From A to F is batch 1. From G to J are my samples (2nd batch). The conditions I wrote above are simplified, but end up being the same.

So what's happened here is that your samples are very similar to each other, and the other conditions are very different from each other. The middle of your samples and the average of all other conditions is now coincident: they both are centered on (0,0).

I'm not sure this is going to work as a method of comparison.

What are these conditions by the way? Are these very different than your samples?

Different early developmental stages and I want to check if how my samples reacts to a different media, that is, which stage do they seem to be closer to. I expected that at least the control should be similar to one of the downloaded dataset. Is there any other reasonable way to do this kind of comparison? How can be different datasets be compared to each other then? I am very curious about it now.

I'm not sure. I would probably not attempt to do the batch removal as you have above but just look at a PCA on the original VST data. Note that plotPCA has an argument ntop, and you can increase this to represent more genes in the PCA plot.

I tried that but unfortunately it does not change the look of the PCA. All my samples are still completely overlapping. Isn't there then a way to modify the design to approach it in a reasonable way? I have tried to take a look at the vignettes on "Model matrix not full rank”, but it seems that my case is indeed a perfect confounding problem, right?
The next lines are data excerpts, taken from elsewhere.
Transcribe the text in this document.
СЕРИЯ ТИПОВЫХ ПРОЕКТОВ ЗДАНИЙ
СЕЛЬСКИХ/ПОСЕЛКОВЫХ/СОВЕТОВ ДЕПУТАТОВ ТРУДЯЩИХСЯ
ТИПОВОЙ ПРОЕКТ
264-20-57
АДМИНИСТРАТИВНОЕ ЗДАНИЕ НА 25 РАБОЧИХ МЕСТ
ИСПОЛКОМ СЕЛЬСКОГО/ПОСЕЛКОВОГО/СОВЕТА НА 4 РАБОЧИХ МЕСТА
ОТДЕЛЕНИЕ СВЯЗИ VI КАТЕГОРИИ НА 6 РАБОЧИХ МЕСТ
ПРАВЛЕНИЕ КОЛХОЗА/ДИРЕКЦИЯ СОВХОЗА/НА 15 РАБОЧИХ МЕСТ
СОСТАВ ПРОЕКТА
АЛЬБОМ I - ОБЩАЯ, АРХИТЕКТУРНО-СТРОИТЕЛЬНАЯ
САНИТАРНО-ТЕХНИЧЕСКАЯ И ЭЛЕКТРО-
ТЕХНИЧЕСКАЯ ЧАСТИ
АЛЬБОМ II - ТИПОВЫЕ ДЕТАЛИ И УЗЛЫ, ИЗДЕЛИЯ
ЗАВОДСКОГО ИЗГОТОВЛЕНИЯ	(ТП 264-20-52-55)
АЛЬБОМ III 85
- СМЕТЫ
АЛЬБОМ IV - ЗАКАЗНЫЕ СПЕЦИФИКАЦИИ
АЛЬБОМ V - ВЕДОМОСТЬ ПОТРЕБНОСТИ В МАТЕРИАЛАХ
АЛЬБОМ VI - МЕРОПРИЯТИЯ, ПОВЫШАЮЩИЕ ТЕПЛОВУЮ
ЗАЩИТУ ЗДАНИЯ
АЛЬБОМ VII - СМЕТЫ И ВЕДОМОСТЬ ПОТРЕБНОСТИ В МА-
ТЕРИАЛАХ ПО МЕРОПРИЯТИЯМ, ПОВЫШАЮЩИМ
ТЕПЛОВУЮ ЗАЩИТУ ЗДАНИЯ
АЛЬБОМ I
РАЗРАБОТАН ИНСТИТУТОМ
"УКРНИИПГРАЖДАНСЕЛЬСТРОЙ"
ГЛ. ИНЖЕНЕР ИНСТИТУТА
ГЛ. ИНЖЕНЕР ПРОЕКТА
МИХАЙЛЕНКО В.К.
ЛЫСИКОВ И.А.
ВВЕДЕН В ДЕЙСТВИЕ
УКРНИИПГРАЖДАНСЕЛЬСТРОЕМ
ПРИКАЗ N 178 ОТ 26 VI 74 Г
The design matrix won't help here. I'm not sure if I have any further suggestions. I think the samples are so far from the stages because of batch and biology that it's not easy to say which is closest.

I have tried a couple of things more and it seems to be the right conclusion. Thank you very much! I will try with another dataset. Just one more question, was the approach I used with DESeq2 a correct one? I mean, should I try to do the same with another dataset?

I don’t have any other suggestions than what you tried here

Great, thank very much!

You could do nearest neighbors mapping of your samples onto the public data, under the assumption that the batch effect is orthogonal to the biological axes of variation. Just pick the top 500 or so genes with the largest variance/dispersion and use those to find nearest neighbors in transformed space.

I can do that but I do not quite get what implies that assumption. Thanks!

We'll pretend that you only have one sample, for the sake of this explanation.

Imagine a perfect world in which there is no batch effect between your data and the public data. Your sample is closest to, say, sample X in the public data, differing by some distance $d$. If you introduce a batch effect that is orthogonal to the vector difference between your samples, the distance between samples becomes $\sqrt{d^2 + b^2}$ where $b$ is the length of the batch vector - this is just good ol' Pythagoras.

Further assume that the batch vector is

alsoorthogonal to the vector difference between your sample and some other public sample Y. If the distance between your sample and Y was $f$, then the new distance after introducing a batch effect is $\sqrt{f^2 + b^2}$. But if $d < f$, then $\sqrt{d^2 + b^2} < \sqrt{f^2 + b^2}$, so X is still a closer neighbor to your sample than Y in the presence of this batch effect.Repeat the application of this logic to all public samples, and you can see that if the batch effect is orthogonal to any (presumably biological) variation between samples, the nearest neighbor identities will be unchanged. Of course, in practice, this depends on noise and such, but hopefully it should be enough to get a good indication of what's going on. One could also search for the $k$ nearest neighbors and look for a sharp increase in the distance, but YMMV as high-dimensional distances become very similar.

Would it work if you calculate the adjustment coefficients using the controls only and then apply the adjustment to all samples? In that way controls from both databases will be centered and the large biological effect will not affect the adjustment.